If anyone has a better explanation for this one I would love to hear it as well.

 

[loveoforganic]

MCATs both with 46 and same registry. Freaky

 

[MCAT4life]

talking about freaky lol.. and having a sharp eye for catching lol.. anyways, I figure you'd have something to add on my explanation being a (Chem fanatic and all!) so I guess my explanation was ok after all 🙂

 

[fizzgig]

So osmotic pressure is the pressure I must apply to prevent osmosis by a pure solvent. E.g. it is the pressure I need to apply on the far right of this U tube to bring the 1M saline solution even with the pure water...

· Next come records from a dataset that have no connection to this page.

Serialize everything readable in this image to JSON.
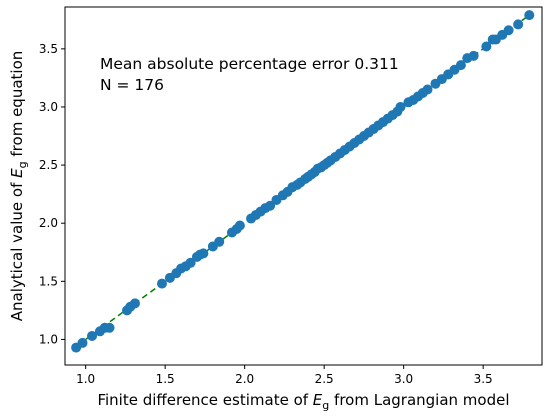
{
  "chart_data": {
    "type": "scatter",
    "title": "",
    "xlabel": {
      "pre": "Finite difference estimate of ",
      "sym": "E",
      "sub": "g",
      "post": " from Lagrangian model"
    },
    "ylabel": {
      "pre": "Analytical value of ",
      "sym": "E",
      "sub": "g",
      "post": " from equation"
    },
    "xlim": [
      0.87,
      3.87
    ],
    "ylim": [
      0.78,
      3.86
    ],
    "xticks": [
      {
        "v": 1.0,
        "label": "1.0"
      },
      {
        "v": 1.5,
        "label": "1.5"
      },
      {
        "v": 2.0,
        "label": "2.0"
      },
      {
        "v": 2.5,
        "label": "2.5"
      },
      {
        "v": 3.0,
        "label": "3.0"
      },
      {
        "v": 3.5,
        "label": "3.5"
      }
    ],
    "yticks": [
      {
        "v": 1.0,
        "label": "1.0"
      },
      {
        "v": 1.5,
        "label": "1.5"
      },
      {
        "v": 2.0,
        "label": "2.0"
      },
      {
        "v": 2.5,
        "label": "2.5"
      },
      {
        "v": 3.0,
        "label": "3.0"
      },
      {
        "v": 3.5,
        "label": "3.5"
      }
    ],
    "grid": false,
    "annotations": [
      "Mean absolute percentage error 0.311",
      "N = 176"
    ],
    "reference_line": {
      "x": [
        0.95,
        3.8
      ],
      "y": [
        0.95,
        3.8
      ],
      "style": "dashed",
      "color": "#008000"
    },
    "marker_color": "#1f77b4",
    "points": {
      "x": [
        0.94,
        0.98,
        1.04,
        1.09,
        1.12,
        1.15,
        1.26,
        1.28,
        1.31,
        1.48,
        1.53,
        1.57,
        1.6,
        1.63,
        1.66,
        1.7,
        1.72,
        1.74,
        1.8,
        1.84,
        1.92,
        1.95,
        1.97,
        2.04,
        2.07,
        2.1,
        2.13,
        2.16,
        2.2,
        2.24,
        2.27,
        2.3,
        2.33,
        2.35,
        2.38,
        2.4,
        2.42,
        2.44,
        2.46,
        2.48,
        2.5,
        2.52,
        2.54,
        2.57,
        2.6,
        2.63,
        2.66,
        2.69,
        2.72,
        2.75,
        2.78,
        2.81,
        2.84,
        2.87,
        2.9,
        2.93,
        2.96,
        2.98,
        3.03,
        3.06,
        3.09,
        3.12,
        3.15,
        3.2,
        3.24,
        3.28,
        3.32,
        3.36,
        3.4,
        3.44,
        3.52,
        3.56,
        3.58,
        3.62,
        3.66,
        3.72,
        3.79
      ],
      "y": [
        0.93,
        0.97,
        1.03,
        1.07,
        1.1,
        1.1,
        1.25,
        1.28,
        1.31,
        1.48,
        1.53,
        1.57,
        1.61,
        1.63,
        1.66,
        1.71,
        1.73,
        1.74,
        1.8,
        1.84,
        1.92,
        1.95,
        1.98,
        2.04,
        2.07,
        2.1,
        2.13,
        2.15,
        2.2,
        2.24,
        2.27,
        2.31,
        2.33,
        2.35,
        2.38,
        2.4,
        2.42,
        2.44,
        2.47,
        2.48,
        2.5,
        2.52,
        2.54,
        2.57,
        2.6,
        2.63,
        2.66,
        2.69,
        2.72,
        2.75,
        2.78,
        2.81,
        2.84,
        2.87,
        2.9,
        2.93,
        2.96,
        3.0,
        3.04,
        3.06,
        3.09,
        3.12,
        3.15,
        3.2,
        3.24,
        3.28,
        3.32,
        3.36,
        3.42,
        3.44,
        3.52,
        3.58,
        3.58,
        3.62,
        3.66,
        3.71,
        3.79
      ]
    }
  }
}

What I'm not understanding is, does this osmostic pressure actually exist when i don't apply this pressure. We talk about osmotic pressure causing or preventing fluid flow in blood, but the osmotic pressure in these examples is the amount of pressure I have to put on the 1M saline to eliminate the delta, so it appears that osmotic pressure isn't actually there...

first note that the picture is a time lapse (might be obvious to everyone else but i had a moment of confusion). start with 2M and water exerts a force (wants to move over to saline side). the flow slows and stops as the building hydrostatic pressure goes up, til the osmotic pressure (how much water wants to move ) equals the hydrostatic pressure of holding one column of water higher than the other.

yes, the osmotic P is the force you'd have to apply to prevent any water movement, so the force of the displaced water column in (c) is that force. you could apply that force to (a) to begin with and if you held that pressure in place no movement would take place. (i believe)

yes, even if you don't do anything that force 'still exists'. if the osmotic force didnt continue to exist then the extra column of fluid wouldn't have anything holding it up anymore. gotta have equal and opposite force for static equilibrium.

ppl feel free to correct if i misstated anything.

 

[MCAT guy]

first note that the picture is a time lapse (might be obvious to everyone else but i had a moment of confusion). start with 2M and water exerts a force (wants to move over to saline side). the flow slows and stops as the building hydrostatic pressure goes up, til the osmotic pressure (how much water wants to move ) equals the hydrostatic pressure of holding one column of water higher than the other.

yes, the osmotic P is the force you'd have to apply to prevent any water movement, so the force of the displaced water column in (c) is that force. you could apply that force to (a) to begin with and if you held that pressure in place no movement would take place. (i believe)

yes, even if you don't do anything that force 'still exists'. if the osmotic force didnt continue to exist then the extra column of fluid wouldn't have anything holding it up anymore. gotta have equal and opposite force for static equilibrium.

ppl feel free to correct if i misstated anything.

Thanks guys, I understand this idea better now.